Estamos agitados, desfigurados por el calor y la excitación pasada.
–Si vos te
quedabas, yo me quedaba...
–Yo también, si
vos te quedabas, yo me quedaba.
Nos tiramos al
suelo para esperar otro tren. La tierra pegándose a la piel mojada. El
reverbero de la calle o quizás las gruesas gotas de sudor que me empañan la
vista. Ernesto hace garabatos con una ramita.
Y el tiempo que
se desliza silencioso sobre las vías como un tren infinito formado por el
latido de nuestros corazones.
La cigarra. Un
gorrión con el pico entreabierto y las alas separadas. Los ladrillos del puente
y allá a lo lejos una pared blanca que nos saluda como un pañuelo.
–Un, dos,
tres... (antes de que cuente veinte aparece), cuatro, cinco...
Silencio. Las
voces de la siesta.
Ahora sí. Es un
tren éste. El rumor lejano pero inconfundible. Nos ponemos de pie. Ninguno dice
una palabra. El temor de soltarse y la decisión de permanecer hasta el fin. El
contacto de la tierra caliente en las palmas de las manos.
–¡Cuando yo
diga!
El ruido que
crece segundo a segundo. Ernesto se agazapa para saltar. –¡Ahora! –digo, y
salto con todas mis fuerzas.
El ennegrecido
durmiente queda aprisionado entre mis manos. A un metro de mí, Ernesto se
columpia en el suyo.
El ruido
ensordecedor. La cara roja de Ernesto entre sus dos brazos en alto. Su camiseta
amarilla y su pelo caído sobre la frente.
Terremoto de
hierro, vapor y chispas. El ruido infernal. El puente que se hunde con el peso
del tren. Un miedo espantoso. Pero estamos colgados todavía.
Me doy cuenta
de que estoy gritando a todo lo que doy. Ernesto también grita y patalea y me
mira gritando y pataleando como un loco.
El tren no
termina nunca de pasar. Las ruedas a medio metro de las manos. Una montaña
encima de mi cabeza. El calor, el ruido. Todavía no sé si voy a quedarme hasta
que pase todo. Y grito para darme coraje y también porque es necesario gritar.

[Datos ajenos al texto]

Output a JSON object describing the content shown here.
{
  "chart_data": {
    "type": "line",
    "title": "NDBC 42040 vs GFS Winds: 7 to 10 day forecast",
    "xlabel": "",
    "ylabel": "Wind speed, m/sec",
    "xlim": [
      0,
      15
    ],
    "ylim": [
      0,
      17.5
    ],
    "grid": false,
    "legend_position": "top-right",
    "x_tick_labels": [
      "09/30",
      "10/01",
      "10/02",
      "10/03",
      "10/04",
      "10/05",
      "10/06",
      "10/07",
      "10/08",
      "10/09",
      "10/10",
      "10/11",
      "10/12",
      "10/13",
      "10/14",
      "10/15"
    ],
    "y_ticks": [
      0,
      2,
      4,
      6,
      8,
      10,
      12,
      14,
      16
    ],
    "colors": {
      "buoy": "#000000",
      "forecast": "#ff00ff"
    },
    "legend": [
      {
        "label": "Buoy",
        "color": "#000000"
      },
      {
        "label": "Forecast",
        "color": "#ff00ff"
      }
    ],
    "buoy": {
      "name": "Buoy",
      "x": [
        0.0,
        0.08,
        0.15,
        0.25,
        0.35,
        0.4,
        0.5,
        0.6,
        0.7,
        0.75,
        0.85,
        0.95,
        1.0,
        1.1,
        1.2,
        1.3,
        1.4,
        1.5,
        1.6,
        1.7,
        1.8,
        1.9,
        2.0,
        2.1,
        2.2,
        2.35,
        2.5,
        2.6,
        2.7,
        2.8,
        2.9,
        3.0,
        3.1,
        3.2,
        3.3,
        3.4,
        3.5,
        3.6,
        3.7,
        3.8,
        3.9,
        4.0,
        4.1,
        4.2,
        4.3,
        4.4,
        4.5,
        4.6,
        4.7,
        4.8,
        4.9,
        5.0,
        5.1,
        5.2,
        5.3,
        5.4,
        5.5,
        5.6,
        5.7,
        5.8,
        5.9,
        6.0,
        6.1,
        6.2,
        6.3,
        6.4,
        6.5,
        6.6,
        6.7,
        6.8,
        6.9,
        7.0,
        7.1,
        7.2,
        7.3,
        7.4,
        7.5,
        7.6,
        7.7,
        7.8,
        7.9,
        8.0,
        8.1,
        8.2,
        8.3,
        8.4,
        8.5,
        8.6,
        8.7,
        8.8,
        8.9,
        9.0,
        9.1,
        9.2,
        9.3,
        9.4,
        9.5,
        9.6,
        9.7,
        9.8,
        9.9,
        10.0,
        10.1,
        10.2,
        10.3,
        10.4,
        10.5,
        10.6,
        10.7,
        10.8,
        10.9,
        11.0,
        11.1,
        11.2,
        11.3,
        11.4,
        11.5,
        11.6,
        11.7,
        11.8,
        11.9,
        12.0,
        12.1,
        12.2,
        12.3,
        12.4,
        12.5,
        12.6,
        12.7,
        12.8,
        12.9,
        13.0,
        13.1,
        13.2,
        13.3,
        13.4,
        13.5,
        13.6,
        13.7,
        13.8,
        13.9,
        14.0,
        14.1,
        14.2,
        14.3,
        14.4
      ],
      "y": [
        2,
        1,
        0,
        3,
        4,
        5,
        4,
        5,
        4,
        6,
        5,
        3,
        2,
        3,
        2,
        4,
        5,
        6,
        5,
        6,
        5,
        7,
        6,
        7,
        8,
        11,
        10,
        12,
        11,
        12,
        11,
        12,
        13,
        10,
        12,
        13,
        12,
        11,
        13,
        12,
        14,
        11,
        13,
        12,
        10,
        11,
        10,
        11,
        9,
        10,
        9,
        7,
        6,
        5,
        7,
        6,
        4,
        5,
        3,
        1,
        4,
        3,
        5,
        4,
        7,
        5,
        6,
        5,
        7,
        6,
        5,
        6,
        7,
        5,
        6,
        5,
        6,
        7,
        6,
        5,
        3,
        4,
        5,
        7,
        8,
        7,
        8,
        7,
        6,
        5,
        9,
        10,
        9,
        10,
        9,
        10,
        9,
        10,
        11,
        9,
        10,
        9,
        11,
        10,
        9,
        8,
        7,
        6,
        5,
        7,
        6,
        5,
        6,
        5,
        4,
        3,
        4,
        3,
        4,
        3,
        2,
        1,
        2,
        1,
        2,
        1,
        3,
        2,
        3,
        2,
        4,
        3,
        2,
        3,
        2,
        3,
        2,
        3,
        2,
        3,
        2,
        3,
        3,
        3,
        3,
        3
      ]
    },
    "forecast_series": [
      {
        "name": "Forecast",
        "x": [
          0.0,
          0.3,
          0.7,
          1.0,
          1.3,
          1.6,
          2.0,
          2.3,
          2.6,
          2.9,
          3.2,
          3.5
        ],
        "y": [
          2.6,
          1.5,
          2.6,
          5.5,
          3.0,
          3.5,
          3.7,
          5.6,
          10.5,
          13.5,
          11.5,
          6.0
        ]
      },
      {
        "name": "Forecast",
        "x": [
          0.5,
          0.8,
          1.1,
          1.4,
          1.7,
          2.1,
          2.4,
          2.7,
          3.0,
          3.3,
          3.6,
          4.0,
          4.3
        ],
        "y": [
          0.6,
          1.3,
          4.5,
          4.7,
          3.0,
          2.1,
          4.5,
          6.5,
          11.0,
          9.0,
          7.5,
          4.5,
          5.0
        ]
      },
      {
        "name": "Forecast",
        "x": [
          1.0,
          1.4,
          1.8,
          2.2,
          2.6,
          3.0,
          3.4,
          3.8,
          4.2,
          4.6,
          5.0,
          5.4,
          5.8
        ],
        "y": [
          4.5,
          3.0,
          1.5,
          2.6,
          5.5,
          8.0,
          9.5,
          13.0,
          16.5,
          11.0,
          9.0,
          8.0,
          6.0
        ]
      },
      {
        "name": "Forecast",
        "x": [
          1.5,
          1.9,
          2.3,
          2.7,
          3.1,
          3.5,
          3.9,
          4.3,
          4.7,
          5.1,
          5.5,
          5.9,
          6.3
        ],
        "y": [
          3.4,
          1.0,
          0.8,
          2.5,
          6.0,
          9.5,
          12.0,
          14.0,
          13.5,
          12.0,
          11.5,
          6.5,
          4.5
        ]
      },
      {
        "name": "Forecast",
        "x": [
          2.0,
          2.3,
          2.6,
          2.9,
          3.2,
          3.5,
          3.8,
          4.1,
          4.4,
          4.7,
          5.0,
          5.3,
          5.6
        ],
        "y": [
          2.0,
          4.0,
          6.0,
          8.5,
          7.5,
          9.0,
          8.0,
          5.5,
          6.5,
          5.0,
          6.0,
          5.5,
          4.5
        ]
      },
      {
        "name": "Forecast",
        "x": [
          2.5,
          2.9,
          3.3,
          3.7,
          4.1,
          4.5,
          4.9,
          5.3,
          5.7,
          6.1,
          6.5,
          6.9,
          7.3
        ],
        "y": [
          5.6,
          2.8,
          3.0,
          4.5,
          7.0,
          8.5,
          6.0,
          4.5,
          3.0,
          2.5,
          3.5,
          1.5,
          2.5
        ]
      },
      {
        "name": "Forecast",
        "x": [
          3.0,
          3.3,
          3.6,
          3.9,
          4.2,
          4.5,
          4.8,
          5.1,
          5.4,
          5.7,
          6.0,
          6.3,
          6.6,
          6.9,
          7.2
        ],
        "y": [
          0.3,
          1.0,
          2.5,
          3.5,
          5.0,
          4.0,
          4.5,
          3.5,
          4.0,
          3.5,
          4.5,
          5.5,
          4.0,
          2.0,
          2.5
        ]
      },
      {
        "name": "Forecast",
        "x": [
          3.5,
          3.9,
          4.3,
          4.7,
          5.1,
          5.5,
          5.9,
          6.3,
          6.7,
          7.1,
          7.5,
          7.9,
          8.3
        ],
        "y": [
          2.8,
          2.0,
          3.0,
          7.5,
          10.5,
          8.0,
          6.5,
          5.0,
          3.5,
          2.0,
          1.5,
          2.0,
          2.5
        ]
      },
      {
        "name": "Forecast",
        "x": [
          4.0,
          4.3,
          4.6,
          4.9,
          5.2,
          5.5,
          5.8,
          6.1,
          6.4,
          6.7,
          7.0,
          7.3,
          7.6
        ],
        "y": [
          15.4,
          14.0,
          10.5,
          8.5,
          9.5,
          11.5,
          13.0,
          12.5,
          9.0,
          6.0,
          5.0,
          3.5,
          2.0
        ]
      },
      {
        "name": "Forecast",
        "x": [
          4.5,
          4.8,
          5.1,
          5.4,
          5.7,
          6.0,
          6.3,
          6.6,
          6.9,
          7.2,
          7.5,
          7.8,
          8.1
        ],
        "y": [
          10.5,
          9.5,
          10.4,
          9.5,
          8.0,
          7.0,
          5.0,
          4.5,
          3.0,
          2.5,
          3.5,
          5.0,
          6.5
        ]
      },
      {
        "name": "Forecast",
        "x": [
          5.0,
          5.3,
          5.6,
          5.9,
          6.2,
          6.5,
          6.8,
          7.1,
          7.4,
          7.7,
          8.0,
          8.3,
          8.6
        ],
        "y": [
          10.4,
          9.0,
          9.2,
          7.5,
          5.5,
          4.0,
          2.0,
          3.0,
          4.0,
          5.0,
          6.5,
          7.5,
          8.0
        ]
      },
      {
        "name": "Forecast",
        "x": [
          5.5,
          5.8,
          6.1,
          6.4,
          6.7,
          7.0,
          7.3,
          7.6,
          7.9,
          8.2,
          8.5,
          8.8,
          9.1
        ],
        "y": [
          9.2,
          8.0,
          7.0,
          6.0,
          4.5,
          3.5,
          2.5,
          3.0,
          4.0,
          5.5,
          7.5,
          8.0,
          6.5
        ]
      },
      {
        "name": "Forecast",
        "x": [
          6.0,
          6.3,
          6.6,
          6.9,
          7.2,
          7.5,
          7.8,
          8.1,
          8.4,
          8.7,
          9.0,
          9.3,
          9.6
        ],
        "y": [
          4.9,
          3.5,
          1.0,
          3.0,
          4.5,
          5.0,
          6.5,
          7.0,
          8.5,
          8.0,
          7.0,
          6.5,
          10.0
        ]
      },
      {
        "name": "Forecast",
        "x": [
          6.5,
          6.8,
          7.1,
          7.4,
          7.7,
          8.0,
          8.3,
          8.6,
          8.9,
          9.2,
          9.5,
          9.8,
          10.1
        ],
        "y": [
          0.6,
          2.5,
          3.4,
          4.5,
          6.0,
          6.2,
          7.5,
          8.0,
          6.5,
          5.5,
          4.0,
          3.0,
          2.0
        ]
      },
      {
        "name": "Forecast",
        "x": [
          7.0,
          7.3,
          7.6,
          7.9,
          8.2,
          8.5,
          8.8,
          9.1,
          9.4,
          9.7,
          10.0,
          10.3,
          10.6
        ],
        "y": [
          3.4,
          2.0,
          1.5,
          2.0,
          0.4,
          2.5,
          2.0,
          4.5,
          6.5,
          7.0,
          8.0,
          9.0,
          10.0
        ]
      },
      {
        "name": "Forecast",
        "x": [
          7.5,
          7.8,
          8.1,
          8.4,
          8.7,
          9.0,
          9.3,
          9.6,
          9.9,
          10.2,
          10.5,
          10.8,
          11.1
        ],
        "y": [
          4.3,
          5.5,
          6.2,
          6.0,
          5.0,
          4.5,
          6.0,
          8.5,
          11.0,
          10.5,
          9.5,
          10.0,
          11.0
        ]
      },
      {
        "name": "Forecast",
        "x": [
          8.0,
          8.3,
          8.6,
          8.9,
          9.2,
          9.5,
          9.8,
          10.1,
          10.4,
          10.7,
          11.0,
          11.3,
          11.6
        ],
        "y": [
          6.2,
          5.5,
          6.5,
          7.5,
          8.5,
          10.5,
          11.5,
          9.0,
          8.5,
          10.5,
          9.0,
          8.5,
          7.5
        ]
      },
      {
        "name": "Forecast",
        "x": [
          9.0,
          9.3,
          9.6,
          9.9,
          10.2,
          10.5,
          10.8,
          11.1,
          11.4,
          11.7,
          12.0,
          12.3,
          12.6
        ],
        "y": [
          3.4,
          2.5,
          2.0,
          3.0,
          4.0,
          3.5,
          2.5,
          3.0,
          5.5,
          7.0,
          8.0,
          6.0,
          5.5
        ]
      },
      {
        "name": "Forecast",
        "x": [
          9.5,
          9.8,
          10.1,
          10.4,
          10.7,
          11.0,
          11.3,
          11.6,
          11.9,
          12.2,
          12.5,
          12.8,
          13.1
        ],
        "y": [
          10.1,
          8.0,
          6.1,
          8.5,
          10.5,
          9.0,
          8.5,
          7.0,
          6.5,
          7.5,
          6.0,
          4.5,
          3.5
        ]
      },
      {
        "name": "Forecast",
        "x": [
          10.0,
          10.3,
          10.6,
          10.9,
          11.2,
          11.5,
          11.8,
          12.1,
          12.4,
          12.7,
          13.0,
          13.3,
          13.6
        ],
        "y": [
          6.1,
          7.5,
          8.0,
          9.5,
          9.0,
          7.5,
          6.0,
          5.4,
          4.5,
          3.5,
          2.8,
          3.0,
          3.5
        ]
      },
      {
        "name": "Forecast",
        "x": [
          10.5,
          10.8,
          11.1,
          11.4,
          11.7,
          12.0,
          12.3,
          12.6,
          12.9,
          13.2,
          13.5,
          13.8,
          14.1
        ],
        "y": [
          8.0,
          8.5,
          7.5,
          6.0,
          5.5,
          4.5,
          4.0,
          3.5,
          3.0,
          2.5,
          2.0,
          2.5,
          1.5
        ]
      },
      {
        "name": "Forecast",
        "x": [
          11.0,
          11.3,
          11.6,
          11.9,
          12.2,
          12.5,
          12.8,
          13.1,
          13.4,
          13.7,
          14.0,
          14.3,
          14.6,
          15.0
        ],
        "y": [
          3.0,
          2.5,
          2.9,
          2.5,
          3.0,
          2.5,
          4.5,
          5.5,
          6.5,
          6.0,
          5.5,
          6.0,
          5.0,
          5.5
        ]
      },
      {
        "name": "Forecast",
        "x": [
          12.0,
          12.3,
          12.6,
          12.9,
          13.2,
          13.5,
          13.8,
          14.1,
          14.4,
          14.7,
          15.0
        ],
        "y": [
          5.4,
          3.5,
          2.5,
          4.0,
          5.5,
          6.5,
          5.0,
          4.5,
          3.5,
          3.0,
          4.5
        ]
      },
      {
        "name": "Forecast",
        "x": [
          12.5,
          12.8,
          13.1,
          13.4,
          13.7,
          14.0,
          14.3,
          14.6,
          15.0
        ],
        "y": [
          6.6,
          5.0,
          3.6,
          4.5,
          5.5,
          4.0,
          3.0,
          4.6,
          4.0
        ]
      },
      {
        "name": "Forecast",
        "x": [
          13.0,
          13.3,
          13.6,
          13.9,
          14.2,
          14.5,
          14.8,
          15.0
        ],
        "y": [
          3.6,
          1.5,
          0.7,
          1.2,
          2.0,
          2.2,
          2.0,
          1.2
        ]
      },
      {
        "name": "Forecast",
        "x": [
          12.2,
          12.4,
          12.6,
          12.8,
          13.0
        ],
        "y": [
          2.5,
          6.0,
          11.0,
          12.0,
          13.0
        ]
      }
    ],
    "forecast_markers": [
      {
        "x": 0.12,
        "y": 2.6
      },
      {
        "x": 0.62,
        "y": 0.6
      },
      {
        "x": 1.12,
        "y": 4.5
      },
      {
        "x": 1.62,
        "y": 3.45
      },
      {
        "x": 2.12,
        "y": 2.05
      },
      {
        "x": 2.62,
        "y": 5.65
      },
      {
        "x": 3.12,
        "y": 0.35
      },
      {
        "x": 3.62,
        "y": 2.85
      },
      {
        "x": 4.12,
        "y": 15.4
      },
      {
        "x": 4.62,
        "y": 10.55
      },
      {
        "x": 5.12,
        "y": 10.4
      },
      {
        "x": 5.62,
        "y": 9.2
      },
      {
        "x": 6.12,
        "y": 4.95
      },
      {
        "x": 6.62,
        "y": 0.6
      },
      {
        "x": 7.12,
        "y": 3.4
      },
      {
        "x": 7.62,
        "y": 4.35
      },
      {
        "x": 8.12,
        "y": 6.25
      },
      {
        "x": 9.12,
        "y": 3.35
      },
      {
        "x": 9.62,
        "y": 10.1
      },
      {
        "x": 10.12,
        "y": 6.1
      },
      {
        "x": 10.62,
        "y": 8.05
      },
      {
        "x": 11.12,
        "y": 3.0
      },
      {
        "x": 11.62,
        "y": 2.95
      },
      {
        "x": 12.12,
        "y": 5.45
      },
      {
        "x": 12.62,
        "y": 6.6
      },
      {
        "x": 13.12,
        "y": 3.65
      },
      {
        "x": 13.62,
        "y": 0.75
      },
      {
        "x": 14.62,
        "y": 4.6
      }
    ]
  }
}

Lo veo a Ernesto congestionado, enloquecido, con las venas del pescuezo
hinchadas por los gritos y por el esfuerzo.
Gotas de sudor
se me meten en la boca. –No doy más, me quedo hasta que se quede Ernesto. –No
doy más, me quedo hasta que se quede Cacho.
¿Cuánto faltará
todavía? La cara de Ernesto gesticulando y escupiendo sudor. Sus piernas
tirándome patadas. ¿Cuánto faltará todavía? Grito y lo pateo para hacerlo
bajar. ¿Cuánto faltará todavía? El ruido. La vibración del puente metiéndose
hasta los tuétanos. ¿Cuánto faltará todavía? Los sesos a punto de estallar.
Borrachera de ruido, calor, alaridos y miedo. ¿Cuánto faltará todavía?
Algo dulce que
nos acaricia los brazos. El tren que se aleja y el cielo azul a pedazos entre
los durmientes.
Un silencio que
crece de la tierra. El silbido lejano de la locomotora.
Seguimos colgados
y nos miramos sonriendo.
La tarde canta
en la voz de las cigarras. ¿Te acordás, Ernesto, cómo cantaba?